L'Italie maintient la suspension de Schengen avec l'Espagne, Tajani estime que Madrid devrait se concentrer sur le Maroc
Le ministre italien des Affaires étrangères Antonio Tajani déclare que Rome ne lèvera sa suspension de Schengen avec l'Espagne que lorsque les risques migratoires à Ceuta diminueront, exhortant Madrid à s'attaquer au Maroc comme source de la crise.
L'Italie maintient sa position sur la suspension de Schengen
L'Italie maintiendra sa suspension de l'accord de libre circulation de Schengen avec l'Espagne jusqu'à ce que le risque d'entrées massives irrégulières sur le territoire espagnol diminue complètement, a déclaré le ministre des Affaires étrangères Antonio Tajani au quotidien italien Corriere della Sera le 15 août. L'Italie avait initialement fixé ses contrôles dans les ports et aéroports pour les voyageurs en provenance d'Espagne jusqu'au samedi 15 août, mais Tajani a indiqué que les mesures resteraient en place plus longtemps.
- L'Italie suspend Schengen avec l'Espagne en raison de préoccupations de sécurité migratoire à Ceuta
- L'Espagne riposte, suspend Schengen avec l'Italie et rétablit les contrôles aux frontières
- Tajani déclare au Corriere della Sera que les contrôles resteront jusqu'à ce que les risques diminuent
- Alertes concernant une possible nouvelle entrée massive de migrants à Ceuta en provenance du Maroc
Tajani a déclaré que les autorités italiennes évalueraient si les alertes concernant une possible nouvelle entrée massive de migrants à Ceuta en provenance du Maroc ce week-end sont fondées avant de décider des prochaines étapes. Il a noté que l'Italie maintient sa suspension de Schengen avec la Slovénie depuis plus de deux ans, la citant comme un autre point d'entrée à risque en Italie et en Europe.
Tajani détourne le blâme vers le Maroc
Le ministre italien des Affaires étrangères a dit à l'Espagne de se tourner vers le Maroc plutôt que vers Rome pour trouver la source de la crise migratoire.
Au lieu de s'inquiéter pour nous, l'Espagne devrait s'inquiéter du Maroc : c'est là que les problèmes prennent leur source, pas dans nos contrôles, qui servent à empêcher les immigrés clandestins et, pire encore, les terroristes potentiels, d'atteindre l'Europe.
Tajani a déclaré que les services de renseignement italiens avaient été alertés par leurs homologues espagnols du risque d'une nouvelle vague d'arrivées à Ceuta et de la menace concrète du terrorisme islamiste.
Les services de renseignement espagnols ont déjà averti du risque d'une nouvelle vague d'arrivées à Ceuta, et avec elle la menace concrète du terrorisme islamiste. Et si cela est évident pour eux, pourquoi devrions-nous le sous-estimer ?
Critique de la politique migratoire de Sánchez
Tajani a également profité de l'entretien pour critiquer l'approche migratoire du Premier ministre espagnol Pedro Sánchez, s'opposant à ce qu'il a décrit comme des amnisties massives.
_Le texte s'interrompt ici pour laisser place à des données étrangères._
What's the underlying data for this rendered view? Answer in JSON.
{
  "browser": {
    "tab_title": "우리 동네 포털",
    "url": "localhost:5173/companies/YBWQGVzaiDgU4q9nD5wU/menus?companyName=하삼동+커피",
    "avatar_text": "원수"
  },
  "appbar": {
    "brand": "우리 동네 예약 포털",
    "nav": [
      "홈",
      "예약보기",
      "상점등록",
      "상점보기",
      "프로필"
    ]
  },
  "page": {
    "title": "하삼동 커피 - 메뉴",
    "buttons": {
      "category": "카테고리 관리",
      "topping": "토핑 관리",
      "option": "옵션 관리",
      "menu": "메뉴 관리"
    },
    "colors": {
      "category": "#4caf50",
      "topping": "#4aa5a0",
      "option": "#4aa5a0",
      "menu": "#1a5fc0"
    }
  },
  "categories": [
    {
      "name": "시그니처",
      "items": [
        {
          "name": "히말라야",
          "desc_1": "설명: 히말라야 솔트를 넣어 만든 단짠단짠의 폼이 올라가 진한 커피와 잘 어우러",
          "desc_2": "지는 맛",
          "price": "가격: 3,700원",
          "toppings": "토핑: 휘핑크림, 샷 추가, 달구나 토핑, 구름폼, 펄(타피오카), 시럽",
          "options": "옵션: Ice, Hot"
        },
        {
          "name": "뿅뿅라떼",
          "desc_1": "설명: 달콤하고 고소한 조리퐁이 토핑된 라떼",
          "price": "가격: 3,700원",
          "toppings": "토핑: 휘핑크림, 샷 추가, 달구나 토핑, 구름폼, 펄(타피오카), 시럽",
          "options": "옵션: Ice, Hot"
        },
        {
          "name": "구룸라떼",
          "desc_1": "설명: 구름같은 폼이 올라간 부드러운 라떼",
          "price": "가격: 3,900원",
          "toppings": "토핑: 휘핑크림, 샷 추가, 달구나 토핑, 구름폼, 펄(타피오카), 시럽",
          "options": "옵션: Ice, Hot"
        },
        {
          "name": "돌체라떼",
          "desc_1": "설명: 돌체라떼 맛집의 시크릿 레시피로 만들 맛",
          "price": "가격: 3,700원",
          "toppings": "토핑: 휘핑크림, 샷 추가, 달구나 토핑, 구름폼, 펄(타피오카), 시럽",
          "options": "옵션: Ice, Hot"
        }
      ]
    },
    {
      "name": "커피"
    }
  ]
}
Il n'y a pas de conflit entre nous ; nous avons le même objectif : oui aux flux réguliers, même à grande échelle si nécessaire, de travailleurs étrangers. Non aux mesures comme celles de Sánchez sur les amnisties massives, qui incitent à l'arrivée de personnes, même désespérées ou avec de mauvaises intentions.
Les relations entre l'Italie et l'Espagne sont tendues depuis que le gouvernement de Giorgia Meloni a suspendu l'accord de Schengen avec l'Espagne pour des raisons de sécurité après l'entrée massive de migrants irréguliers à Ceuta. L'Espagne, après avoir vainement demandé à Rome de lever les contrôles, a répondu par la même mesure, suspendant Schengen avec l'Italie et rétablissant les contrôles sur les voyageurs en provenance du territoire italien.
Les retours de migrants par l'Allemagne et le débat européen plus large
Concernant l'annonce de l'Allemagne qu'elle renverra en Italie les migrants irréguliers qui entrent par ses frontières, Tajani a déclaré que la question est en cours de discussion en attendant les décisions européennes sur la mise en œuvre du traité migratoire. Il a nié toute tension entre Rome et Berlin sur ce sujet.
Tajani a insisté sur le fait que l'Italie ne mène pas une bataille contre l'Espagne, affirmant que Rome surveille attentivement les arrivées et a déjà empêché des personnes sans droit d'entrer en Italie de le faire.